When popular comedian and supplement seller Sreng Sokanda stood before a camera in a black dress with white polka dots on Wednesday, she made an impassioned speech about being half a million dollars in debt, the turmoil it had put her family through, and how she was unable to pay her creditors, often putting her hands together begging for relief.

The scene was unusual for a businessperson in Cambodia — a public admission of financial distress when most would try to scrounge together enough money from friends and family to repay their debts before resorting to an admission of indebtedness. Any opportunity to avoid a “loss of face” in Cambodian society is at a premium.

But Sokanda, who also goes by Srey Knhong, went further and — in-between soliciting funds from the public — announced that she would file for bankruptcy.

Bankruptcy is a seldom used legal provision in Cambodia, even though it has been part of regulations since the passage of the 2007 Law on Insolvency. This issue is most likely seen in the media in the context of garment factories going bankrupt and selling assets to pay creditors and employees.

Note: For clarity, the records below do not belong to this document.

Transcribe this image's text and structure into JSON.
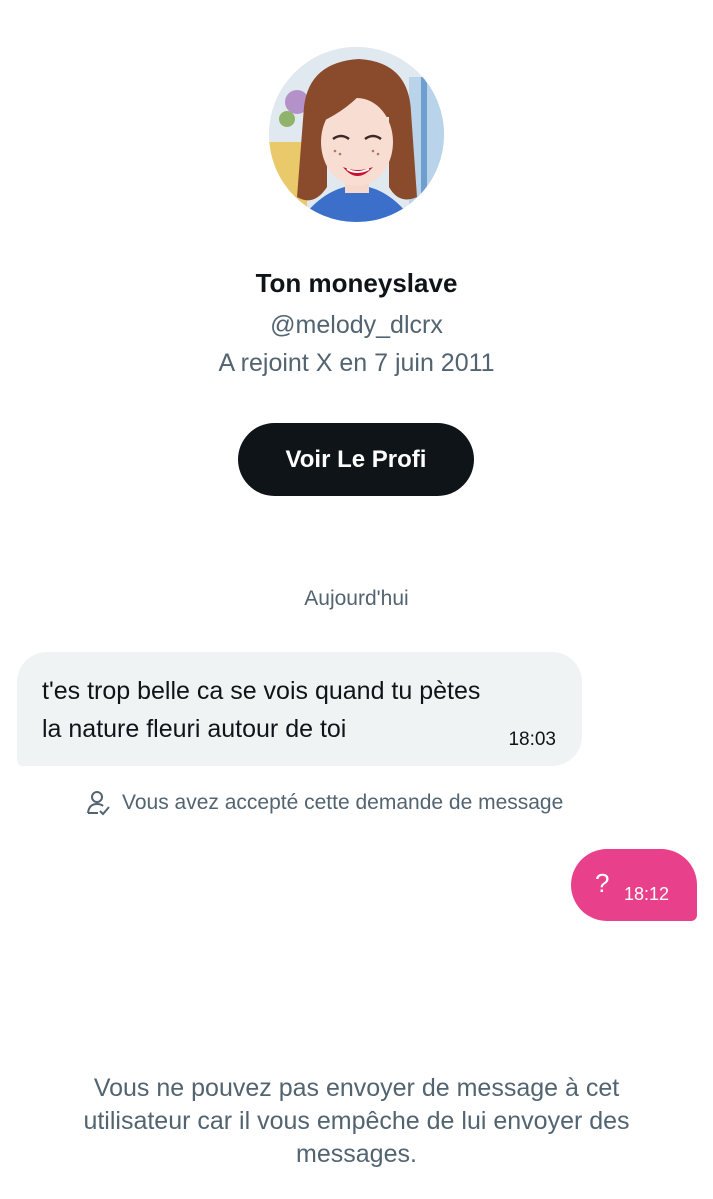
{
  "profile": {
    "display_name": "Ton moneyslave",
    "handle": "@melody_dlcrx",
    "joined": "A rejoint X en 7 juin 2011",
    "profile_button_label": "Voir Le Profi",
    "avatar_icon": "cartoon-avatar"
  },
  "conversation": {
    "date_label": "Aujourd'hui",
    "incoming_message": {
      "text": "t'es trop belle ca se vois quand tu pètes\nla nature fleuri autour de toi",
      "time": "18:03"
    },
    "accepted_notice": {
      "icon": "person-check-icon",
      "text": "Vous avez accepté cette demande de message"
    },
    "outgoing_message": {
      "text": "?",
      "time": "18:12"
    }
  },
  "footer": {
    "blocked_notice": "Vous ne pouvez pas envoyer de message à cet utilisateur car il vous empêche de lui envoyer des messages."
  },
  "colors": {
    "outgoing_bubble": "#e8408a",
    "incoming_bubble": "#eff3f4",
    "button_bg": "#0f1419",
    "secondary_text": "#536471"
  }
}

The Insolvency Law allows for legal entities, partnerships and individual businesspeople to file for bankruptcy, with the exception of financial and insurance institutions and securities-listed companies, which have separate regulations for insolvency.

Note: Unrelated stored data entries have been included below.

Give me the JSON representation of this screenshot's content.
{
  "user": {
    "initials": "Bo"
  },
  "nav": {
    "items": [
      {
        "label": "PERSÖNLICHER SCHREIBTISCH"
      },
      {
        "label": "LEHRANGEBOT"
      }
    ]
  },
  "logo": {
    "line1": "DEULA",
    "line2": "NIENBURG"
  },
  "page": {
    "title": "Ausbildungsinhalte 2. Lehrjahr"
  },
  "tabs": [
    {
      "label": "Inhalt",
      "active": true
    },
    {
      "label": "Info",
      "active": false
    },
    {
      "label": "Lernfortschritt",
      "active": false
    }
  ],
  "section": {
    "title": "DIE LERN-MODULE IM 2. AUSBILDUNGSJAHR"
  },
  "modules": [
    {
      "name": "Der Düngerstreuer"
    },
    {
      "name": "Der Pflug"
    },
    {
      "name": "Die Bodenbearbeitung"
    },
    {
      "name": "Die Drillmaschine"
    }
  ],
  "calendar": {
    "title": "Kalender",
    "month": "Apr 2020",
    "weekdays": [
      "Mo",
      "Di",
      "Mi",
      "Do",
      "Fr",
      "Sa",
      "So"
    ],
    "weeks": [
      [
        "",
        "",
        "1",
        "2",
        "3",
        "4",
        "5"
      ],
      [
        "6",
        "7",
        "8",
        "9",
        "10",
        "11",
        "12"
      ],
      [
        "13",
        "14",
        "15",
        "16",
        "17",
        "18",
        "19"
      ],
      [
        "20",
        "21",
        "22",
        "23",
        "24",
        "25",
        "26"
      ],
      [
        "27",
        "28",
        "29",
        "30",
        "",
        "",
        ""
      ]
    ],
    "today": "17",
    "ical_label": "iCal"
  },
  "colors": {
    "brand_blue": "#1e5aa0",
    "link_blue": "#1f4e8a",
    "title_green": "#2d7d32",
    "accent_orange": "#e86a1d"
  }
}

These proceedings have to be approved by a court, and in Cambodia’s case, the lack of commercial courts means a provincial or municipal court of first instance initiates proceedings when a debtor is unable to meet “valid and mature obligations” to repay an amount of at least 5 million riel, or about $1,250.

Ly Tayseng, managing partner of HBS Law, said the law could apply to both individuals and legal entities, but in the context of business transactions and assets.

“I think the Srey Knhong case might not be qualified for opening insolvency proceedings, because it appears that most of her debts are of personal nature rather than resulting from business activities/transactions,” Tayseng said, adding that individual insolvency cases were already rare.

“There have been some attempts to file insolvency applications by businessmen. But I am not aware of successful outcomes,” Tayseng said.

Advantages of filing for bankruptcy included protection from further actions by creditors, and not having to deal with claims of creditors individually as the settlement of debts would be handled by a court-appointed administrator.

But the person or entity would be handing over control. “For disadvantages — in the insolvency proceeding, the debtor loses management and control over his or her assets and management of business,” Tayseng said.

Veteran lawyer Sok Sam Oeun added that it was the country’s courts that take the lead in deciding how a debtor’s financial obligations can be met.

“If we make an announcement of bankruptcy, the court might keep the house sometimes, keep the car that is used in the business like a taxi and so on but not a car that is for personal activities,” Sam Oeun said.

According to data from the Zico Law group, run by prominent lawyer Sok Siphanna, the time to resolve an insolvency in Cambodia in 2014 was upwards of seven years, and the recovery rate was just 8.2 cents on the dollar.

Sam Oeun said it was rare that individuals would file for bankruptcy, as was the case with Sokanda’s announcement, because there was little awareness about this legal procedure. 

“Previously, our Cambodian people, no matter how broke they are, they are willing to sell everything. … There is no one who makes announcements through Facebook and asks for help. In Cambodia, they are willing to go and beg,” he said.

Sek Sophorn, another Cambodian lawyer, said his understanding was that private matters or debt were not addressed under bankruptcy proceedings, and informal businesses or unregistered establishments could not make use of the law.

But, for example, a firm like Singapore-listed Kris Energy, which abandoned oil extraction in Cambodia due to overwhelming debts, can file for bankruptcy and attempt to pay off its creditors, he said.

According to the same Zico Law document, an insolvency claim in Singapore is resolved in less than a year and has a recovery rate of 89.7 cents on the dollar.

“If there is no proper registration with the Commerce Ministry and no duty to pay tax and no registration for the capital based on the law, the bankruptcy law will not apply to private and informal matters,” Sophorn said.

Financial expert Nget Chou said Sokanda’s Facebook live-stream was probably the first time he had heard an individual announce bankruptcy in Cambodia. He said individuals acquiring loans from institutions had an obligation to pay back the loan and could not file for bankruptcy.

“As we know, if everyone is eligible to do so, then those who receive loans from banks and microfinance institutions will all do this. So, they can’t do this,” Chou said.

Chou said that in such cases it was up to the debtor to broker a solution, ask creditors for more time to repay, or use local officials to find a compromise, with going to court being a last resort. 

Using the example of omnipresent microloans, which have been criticized by rights groups for causing overindebtedness among Cambodians, Chou said there are more than 2 million debtor families, and it would be unruly if 1 or 2 percent of them did not repay and tried to use Facebook and other social media to resolve their debt, he said.

“If we don’t use the existing administrative mechanism of the state, and we turn to other mechanisms, like social networks, it could cause chaos in society,” he said. “It is not right to use social networks to solve [the problem].”